Я молчу. Уже в то время я был отчаянным упрямцем.
Так с полчаса она бьется со мной и никак не может добиться, чтобы я извинился.
Тогда она говорит:
— Вынеси из дома лопаты — деревянную и железную. Две лопаты.
Я побежал за лопатами.
— А теперь, — приказывает мама, — будем помогать дяде дворнику и вместе вымаливать у него прощение…
Так мы оба, мама и я, долго-долго расчищаем снег, я деревянной лопатой, мама — железной.
В то время я уже пытался по-своему познать мир, что меня окружает.
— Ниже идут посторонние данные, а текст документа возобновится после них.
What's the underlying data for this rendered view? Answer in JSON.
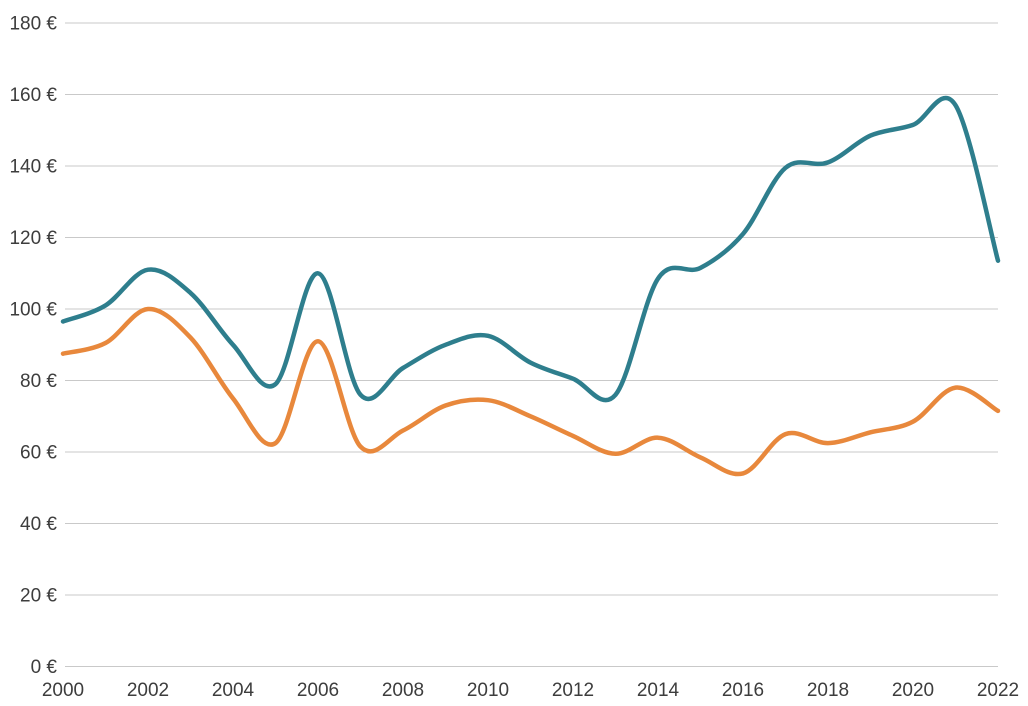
{
  "chart_data": {
    "type": "line",
    "title": "",
    "xlabel": "",
    "ylabel": "",
    "x": [
      2000,
      2001,
      2002,
      2003,
      2004,
      2005,
      2006,
      2007,
      2008,
      2009,
      2010,
      2011,
      2012,
      2013,
      2014,
      2015,
      2016,
      2017,
      2018,
      2019,
      2020,
      2021,
      2022
    ],
    "series": [
      {
        "name": "teal",
        "color": "#2e7e8d",
        "values": [
          96.5,
          101,
          111,
          104.5,
          90,
          79,
          110,
          76,
          83.5,
          90,
          92.5,
          85,
          80.5,
          76,
          108.5,
          111.5,
          121,
          139.5,
          141,
          148.5,
          151.5,
          157,
          113.5
        ]
      },
      {
        "name": "orange",
        "color": "#e8883c",
        "values": [
          87.5,
          90.5,
          100,
          92,
          75,
          62.5,
          91,
          61.5,
          66,
          73,
          74.5,
          70,
          64.5,
          59.5,
          64,
          58.5,
          54,
          65,
          62.5,
          65.5,
          68.5,
          78,
          71.5
        ]
      }
    ],
    "xlim": [
      2000,
      2022
    ],
    "ylim": [
      0,
      180
    ],
    "x_ticks": [
      2000,
      2002,
      2004,
      2006,
      2008,
      2010,
      2012,
      2014,
      2016,
      2018,
      2020,
      2022
    ],
    "y_ticks": [
      0,
      20,
      40,
      60,
      80,
      100,
      120,
      140,
      160,
      180
    ],
    "y_tick_suffix": " €",
    "grid": "horizontal",
    "legend": "none",
    "curve": "smooth"
  },
  "style": {
    "background_color": "#ffffff",
    "grid_color": "#c9c9c9",
    "label_color": "#3d3d3d",
    "line_width": 4.5,
    "tick_font_size": 19
  }
}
…Я и моя мама поднимаемся по лестнице. Я люблю держаться за ее руку, когда мальчишки нашего двора не видят нас. При них стыжусь. Все мальчишки стыдятся этого.
Лестница наша винтовая, кружит и кружит мимо дверей, до самого третьего этажа.
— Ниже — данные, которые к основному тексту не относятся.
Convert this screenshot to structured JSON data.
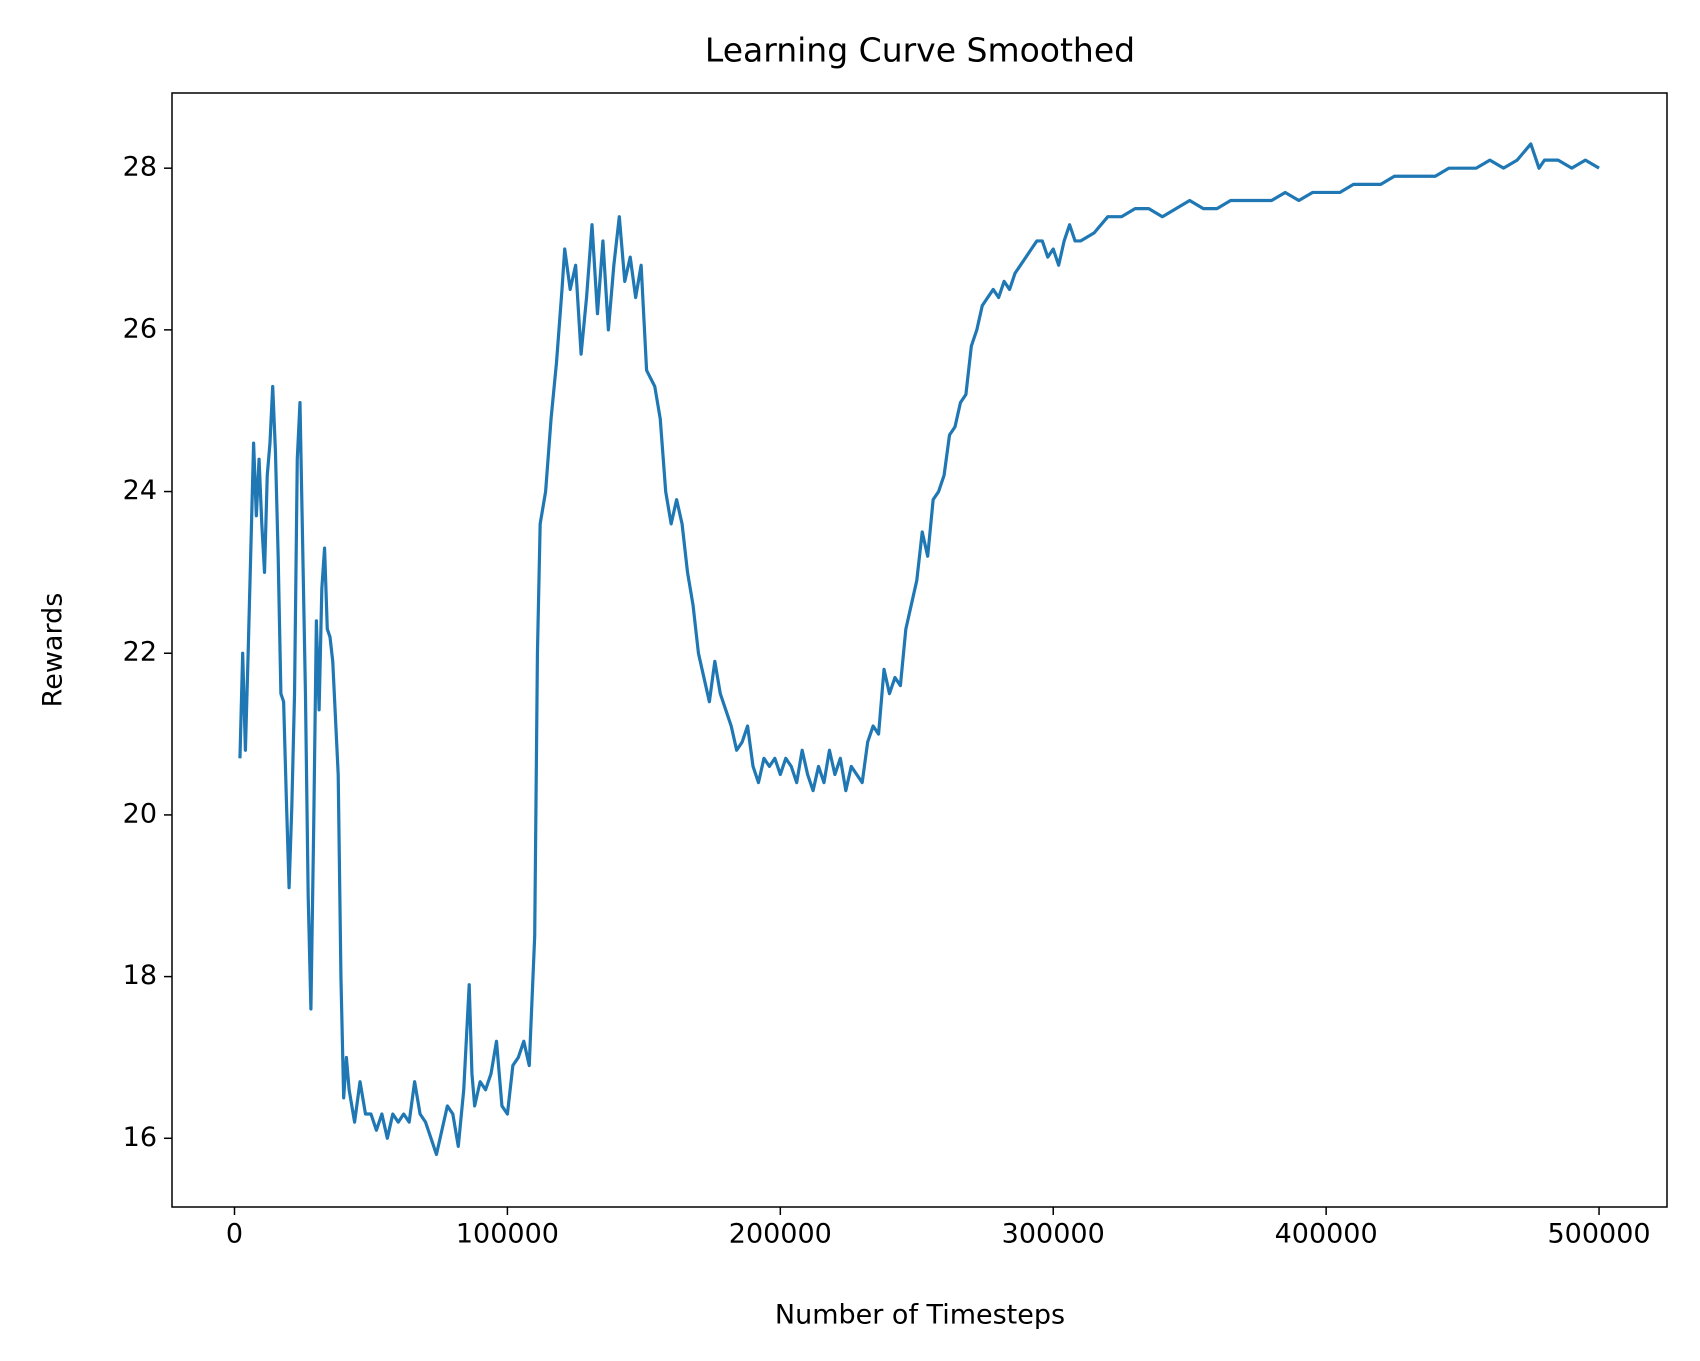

— Мама, а мама! — кричу я, забегая вперед, и останавливаюсь перед ней. — Почему в первой квартире нет ни одного мужчины?
В то время я интересовался только мужчинами.
— Отец Наташи остался на войне, — отвечает она.
— Он никогда не вернется?
— Нет, не вернется.
Мы проходим мимо второй и третьей квартир, поднимаемся до следующего пролета, на восемь ступенек выше.
— Из этой двери тоже не выходит мужчина.
— Муж тети Хадичи…
— Он остался на войне?
— Нет, не на войне.
— Я знаю, мама, где он остался! Он остался «там»!
— Что ты хочешь этим сказать?
— Он поехал в тайгу, добывать нефть. И не вернулся. Ой, как там много болот! Многие могут там остаться насовсем…
Я это выговариваю одним духом, точно опасаясь, что она меня не дослушает.
— Хайдарчик, мой милый, не надо так говорить, — шепчет она, присев передо мной. — В твоем возрасте надо думать не о смерти, а о счастье. В тайгу едут счастливые и сильные!
— Ладно, мама.
— Кто же тебе рассказывает такие вещи?
— Большие мальчишки с нашего двора. Они все-все знают!
А вот сейчас я, взрослый парень, пишу ей:
«Здравствуй, родная!
Пора, пожалуй, мне, блудному сыну, отчитаться перед своей мамой.
Вот уже полтора месяца никто не будит меня по утрам и никто не подает на стол горячего кофе, все делаю сам и своими руками.
Сегодня мое домашнее дежурство. Оно обязывает к семи утра поджарить макароны и вскипятить чайник, а после завтрака убрать со стола и вымыть посуду.